UNIFESP/EPM - Universidade Federal de São Paulo - Escola Paulista de Medicina — Prova 2020
Qual é o melhor momento do parto na gravidez gemelar monoamniótica, monocoriônica diamniótica e dicoriônica, respectivamente?
Momento do parto gemelar: Monoamniótica (32-34s), Monocoriônica Diamniótica (34-37s), Dicoriônica (37-38s).
O momento ideal do parto em gestações gemelares varia conforme a corionicidade e amniocidade, devido aos diferentes riscos de complicações. Gestações monoamnióticas, por terem maior risco, são antecipadas, enquanto as dicoriônicas podem se estender mais.
A gravidez gemelar é considerada de alto risco e o manejo do parto é crucial para otimizar os resultados maternos e perinatais. O momento ideal do parto é determinado principalmente pela corionicidade (número de placentas) e amniocidade (número de bolsas amnióticas), que influenciam diretamente os riscos de complicações específicas da gemelaridade. Compreender essas diferenças é fundamental para a prática obstétrica. Para gestações monoamnióticas (uma placenta, uma bolsa), o risco de entrelaçamento dos cordões umbilicais é elevado, podendo levar à morte fetal súbita. Por isso, o parto é geralmente recomendado entre 32 e 34 semanas. Em gestações monocoriônicas diamnióticas (uma placenta, duas bolsas), há risco de síndrome de transfusão feto-fetal e restrição de crescimento seletiva, com o parto sendo programado entre 34 e 37 semanas. Já as gestações dicoriônicas (duas placentas, duas bolsas) são as de menor risco intrínseco à gemelaridade. Nesses casos, o parto pode ser programado mais tardiamente, entre 37 e 38 semanas, visando maximizar a maturação fetal sem aumentar significativamente os riscos. A via de parto (vaginal ou cesariana) também é um fator a ser considerado, dependendo da apresentação fetal e de outras condições obstétricas.

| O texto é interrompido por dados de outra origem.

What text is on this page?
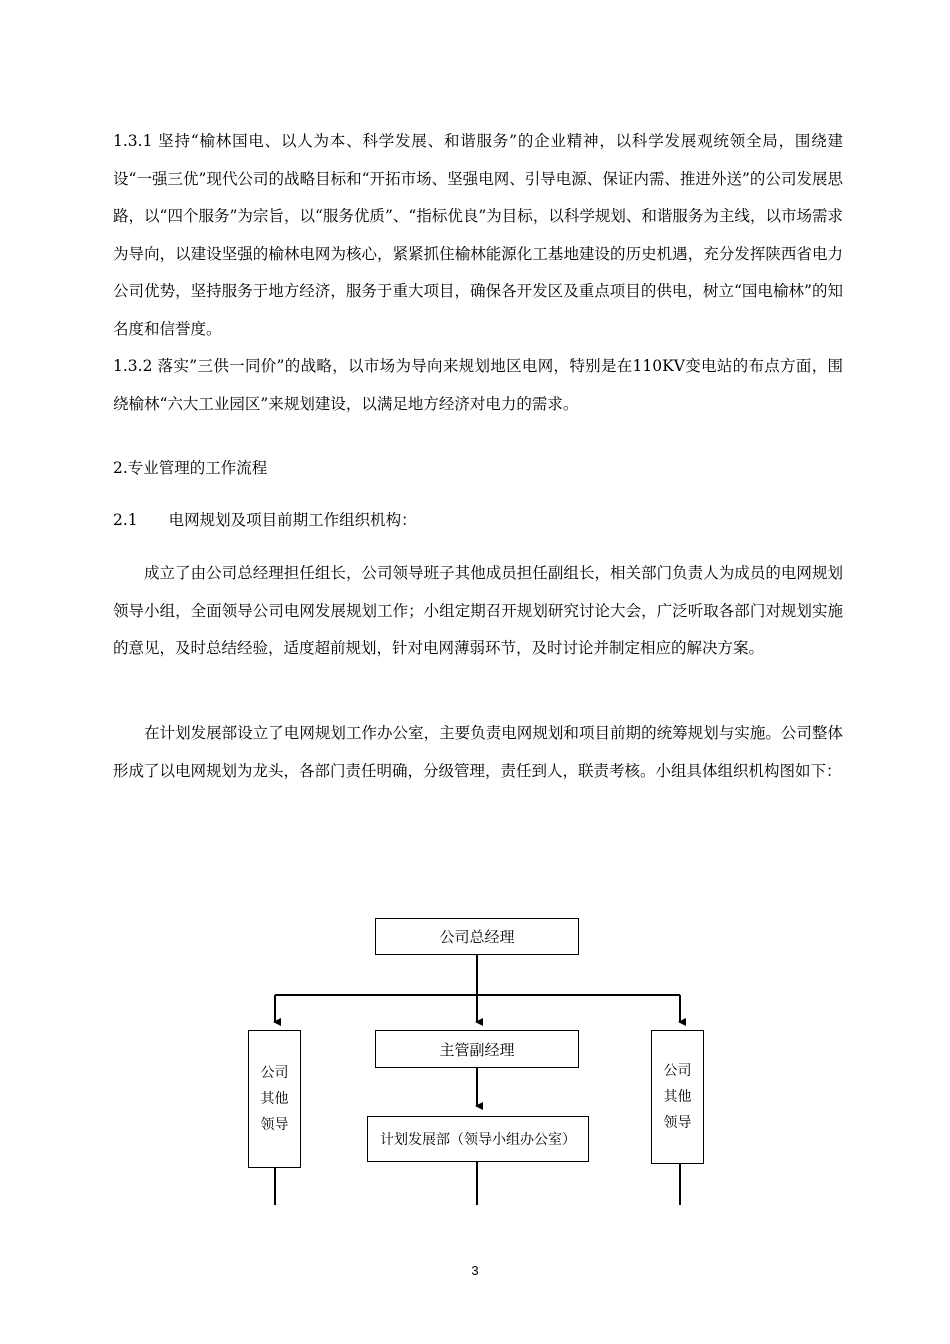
1.3.1 坚持“榆林国电、以人为本、科学发展、和谐服务”的企业精神，以科学发展观统领全局，围绕建设“一强三优”现代公司的战略目标和“开拓市场、坚强电网、引导电源、保证内需、推进外送”的公司发展思路，以“四个服务”为宗旨，以“服务优质”、“指标优良”为目标，以科学规划、和谐服务为主线，以市场需求为导向，以建设坚强的榆林电网为核心，紧紧抓住榆林能源化工基地建设的历史机遇，充分发挥陕西省电力公司优势，坚持服务于地方经济，服务于重大项目，确保各开发区及重点项目的供电，树立“国电榆林”的知名度和信誉度。

1.3.2 落实”三供一同价”的战略，以市场为导向来规划地区电网，特别是在110KV变电站的布点方面，围绕榆林“六大工业园区”来规划建设，以满足地方经济对电力的需求。

2.专业管理的工作流程

2.1　　电网规划及项目前期工作组织机构：

成立了由公司总经理担任组长，公司领导班子其他成员担任副组长，相关部门负责人为成员的电网规划领导小组，全面领导公司电网发展规划工作；小组定期召开规划研究讨论大会，广泛听取各部门对规划实施的意见，及时总结经验，适度超前规划，针对电网薄弱环节，及时讨论并制定相应的解决方案。

在计划发展部设立了电网规划工作办公室，主要负责电网规划和项目前期的统筹规划与实施。公司整体形成了以电网规划为龙头，各部门责任明确，分级管理，责任到人，联责考核。小组具体组织机构图如下：

公司总经理
主管副经理
计划发展部（领导小组办公室）
公司
其他
领导
公司
其他
领导
3
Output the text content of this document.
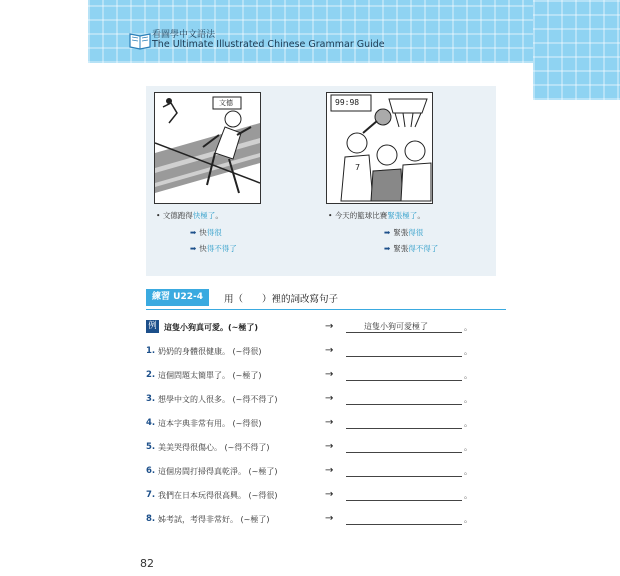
看圖學中文語法
The Ultimate Illustrated Chinese Grammar Guide
文德	99:98
7
• 文德跑得快極了。
➡ 快得很
➡ 快得不得了
• 今天的籃球比賽緊張極了。
➡ 緊張得很
➡ 緊張得不得了
練習 U22-4	用（　　）裡的詞改寫句子
例 這隻小狗真可愛。(~極了)	→	這隻小狗可愛極了	。
1. 奶奶的身體很健康。 (~得很)	→	。
2. 這個問題太簡單了。 (~極了)	→	。
3. 想學中文的人很多。 (~得不得了)	→	。
4. 這本字典非常有用。 (~得很)	→	。
5. 美美哭得很傷心。 (~得不得了)	→	。
6. 這個房間打掃得真乾淨。 (~極了)	→	。
7. 我們在日本玩得很高興。 (~得很)	→	。
8. 姊考試，考得非常好。 (~極了)	→	。
82
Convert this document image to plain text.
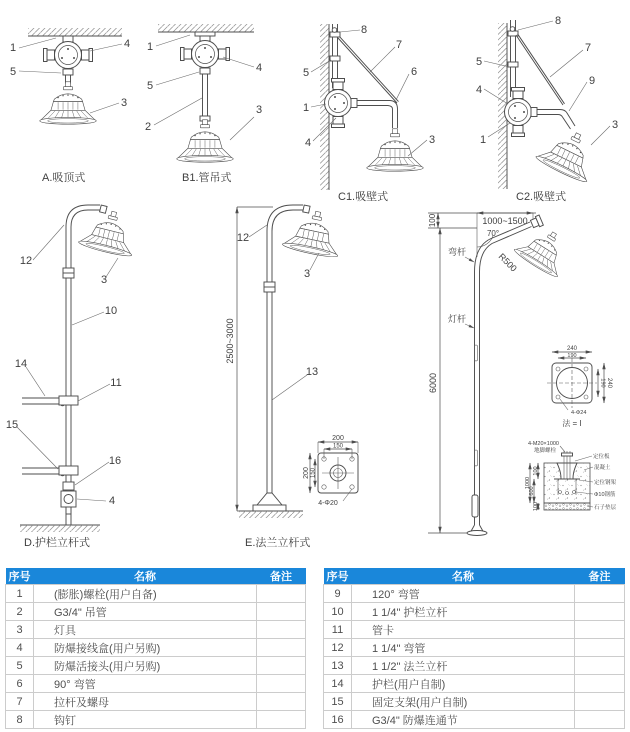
1	4
5
3
A.吸顶式
1
4
5
2
3
B1.管吊式
8
7
6
5
1
4	3
C1.吸壁式
8
7
5
4
9
1
3
C2.吸壁式
12
3
10
14
11
15
16
4
D.护栏立杆式
2500~3000
12
3
13
200
150
200 150
4-Φ20
E.法兰立杆式
100	1000~1500
70°
弯杆	R500
灯杆
6000
240
190
190 240
4-Φ24
法 = I
100
600
1000
100
4-M20×1000
地脚螺栓
定位板
混凝土
定位钢架
Φ10钢筋
石子垫层
序号	名称	备注
1	(膨胀)螺栓(用户自备)	
2	G3/4" 吊管	
3	灯具	
4	防爆接线盒(用户另购)	
5	防爆活接头(用户另购)	
6	90° 弯管	
7	拉杆及螺母	
8	钩钉	
序号	名称	备注
9	120° 弯管	
10	1 1/4" 护栏立杆	
11	管卡	
12	1 1/4" 弯管	
13	1 1/2" 法兰立杆	
14	护栏(用户自制)	
15	固定支架(用户自制)	
16	G3/4" 防爆连通节	
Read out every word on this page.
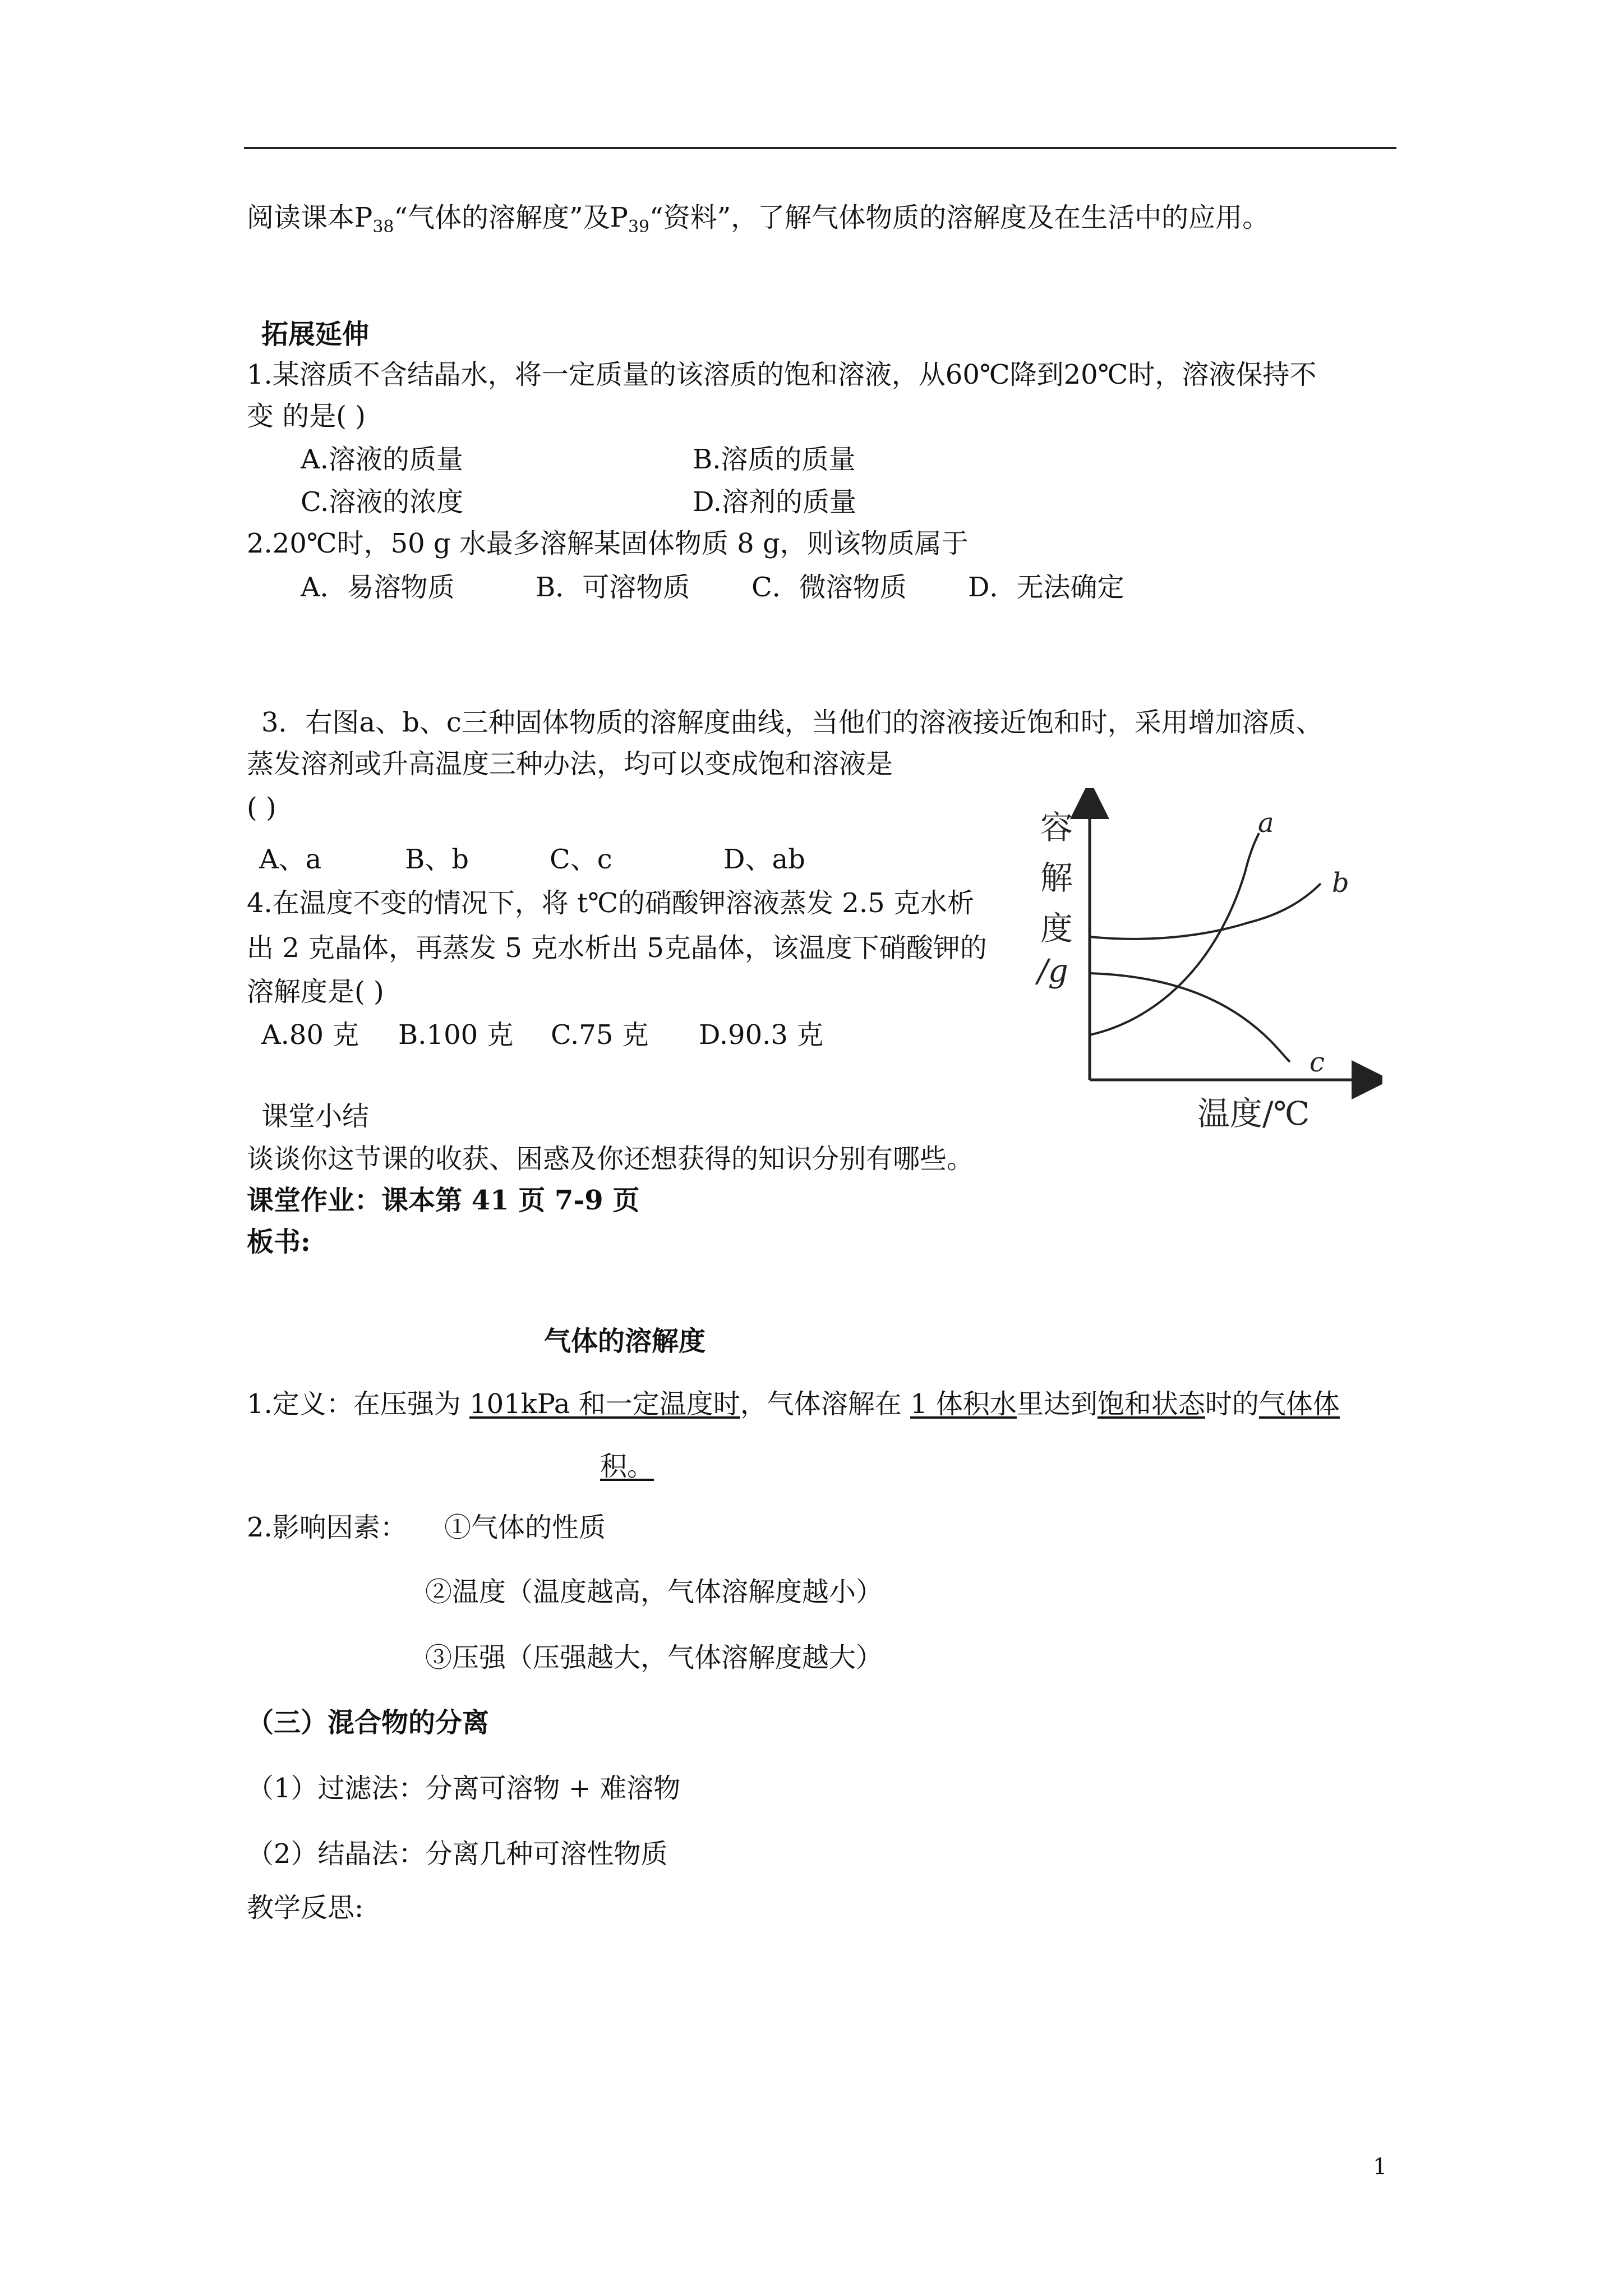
阅读课本$P_{38}“$气体的溶解度”及$P_{39}“$资料”，了解气体物质的溶解度及在生活中的应用。
拓展延伸
1.某溶质不含结晶水，将一定质量的该溶质的饱和溶液，从60℃降到20℃时，溶液保持不
变 的是( )
A.溶液的质量	B.溶质的质量
C.溶液的浓度	D.溶剂的质量
2.20℃时，50 g 水最多溶解某固体物质 8 g，则该物质属于
A．易溶物质	B．可溶物质 C．微溶物质 D．无法确定
3．右图a、b、c三种固体物质的溶解度曲线，当他们的溶液接近饱和时，采用增加溶质、
蒸发溶剂或升高温度三种办法，均可以变成饱和溶液是
( )
A、a	B、b	C、c	D、ab
4.在温度不变的情况下，将 t℃的硝酸钾溶液蒸发 2.5 克水析
出 2 克晶体，再蒸发 5 克水析出 5克晶体，该温度下硝酸钾的
溶解度是( )
A.80 克 B.100 克 C.75 克 D.90.3 克
容
解
度
/g
a
b
c
温度/℃
课堂小结
谈谈你这节课的收获、困惑及你还想获得的知识分别有哪些。
课堂作业：课本第 41 页 7-9 页
板书:
气体的溶解度
1.定义：在压强为 101kPa 和一定温度时，气体溶解在 1 体积水里达到饱和状态时的气体体
积。
2.影响因素： ①气体的性质
②温度（温度越高，气体溶解度越小）
③压强（压强越大，气体溶解度越大）
（三）混合物的分离
（1）过滤法：分离可溶物 + 难溶物
（2）结晶法：分离几种可溶性物质
教学反思:
1
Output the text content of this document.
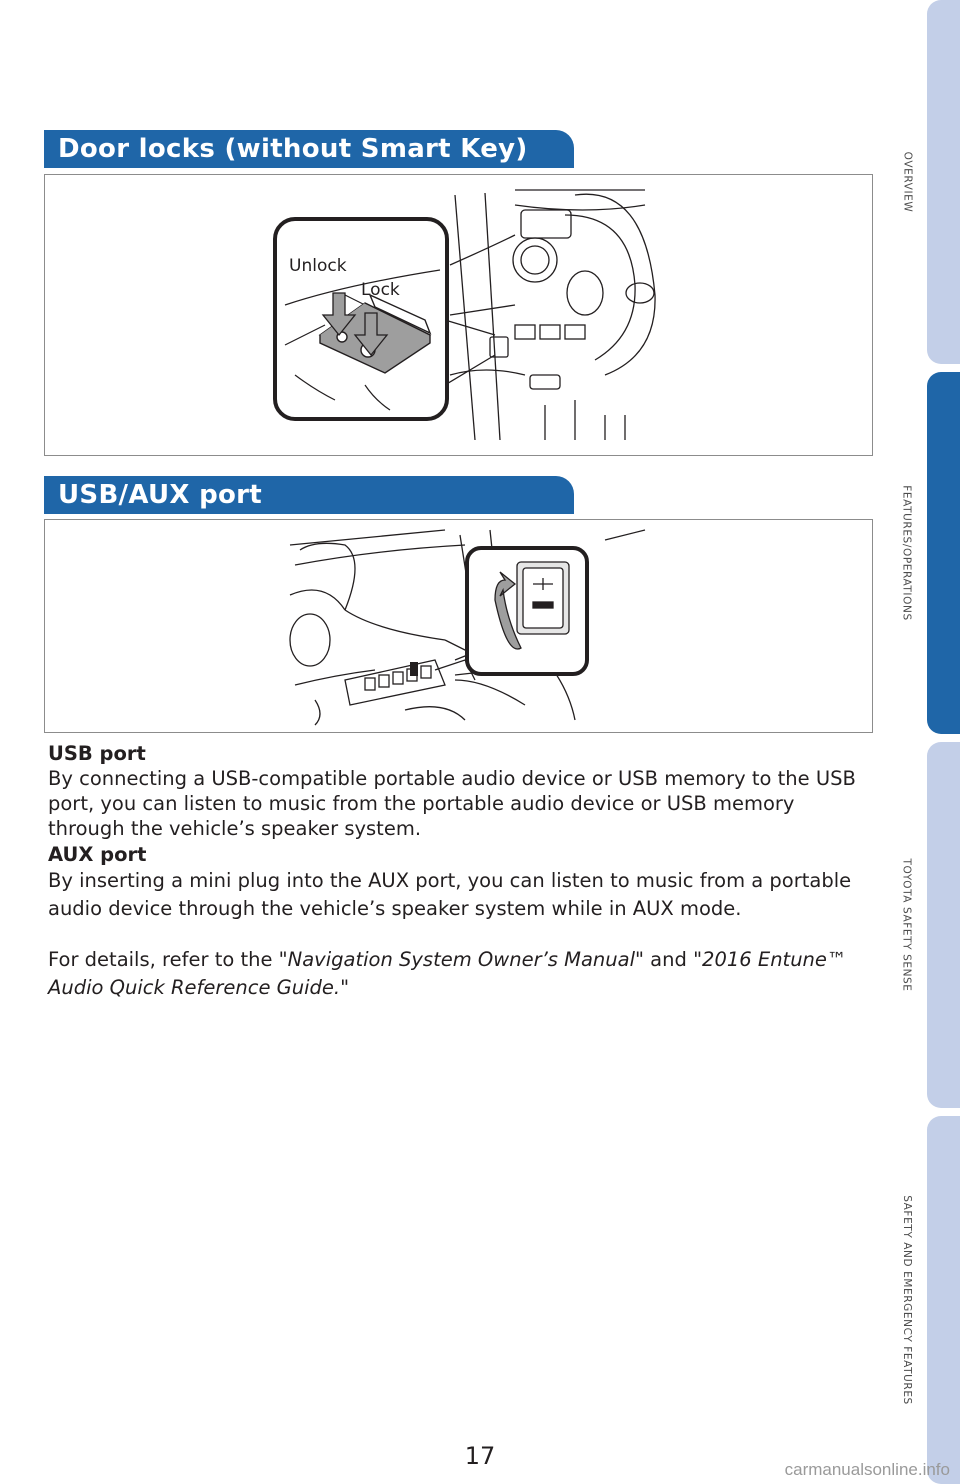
Door locks (without Smart Key)
Unlock
Lock
USB/AUX port

USB port

By connecting a USB-compatible portable audio device or USB memory to the USB port, you can listen to music from the portable audio device or USB memory through the vehicle’s speaker system.

AUX port

By inserting a mini plug into the AUX port, you can listen to music from a portable audio device through the vehicle’s speaker system while in AUX mode.

For details, refer to the "Navigation System Owner’s Manual" and "2016 Entune™ Audio Quick Reference Guide."
OVERVIEW
FEATURES/OPERATIONS
TOYOTA SAFETY SENSE
SAFETY AND EMERGENCY FEATURES
17	carmanualsonline.info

O momento do parto varia devido aos diferentes riscos associados a cada tipo de gemelaridade. Gestações monocoriônicas (especialmente monoamnióticas) têm maior risco de complicações como síndrome de transfusão feto-fetal, restrição de crescimento seletiva e entrelaçamento de cordões, justificando a antecipação do parto para reduzir mortalidade perinatal.
A gravidez monoamniótica, onde os fetos compartilham a mesma bolsa amniótica, apresenta o maior risco de complicações, principalmente o entrelaçamento dos cordões umbilicais, que pode levar à compressão e morte fetal súbita. Por isso, o parto é programado mais cedo.
Na gravidez monocoriônica diamniótica, os fetos compartilham a mesma placenta, mas têm bolsas amnióticas separadas, com risco de síndrome de transfusão feto-fetal. Na dicoriônica, cada feto tem sua própria placenta e bolsa amniótica, sendo o tipo de gemelaridade com menor risco de complicações específicas da gemelaridade.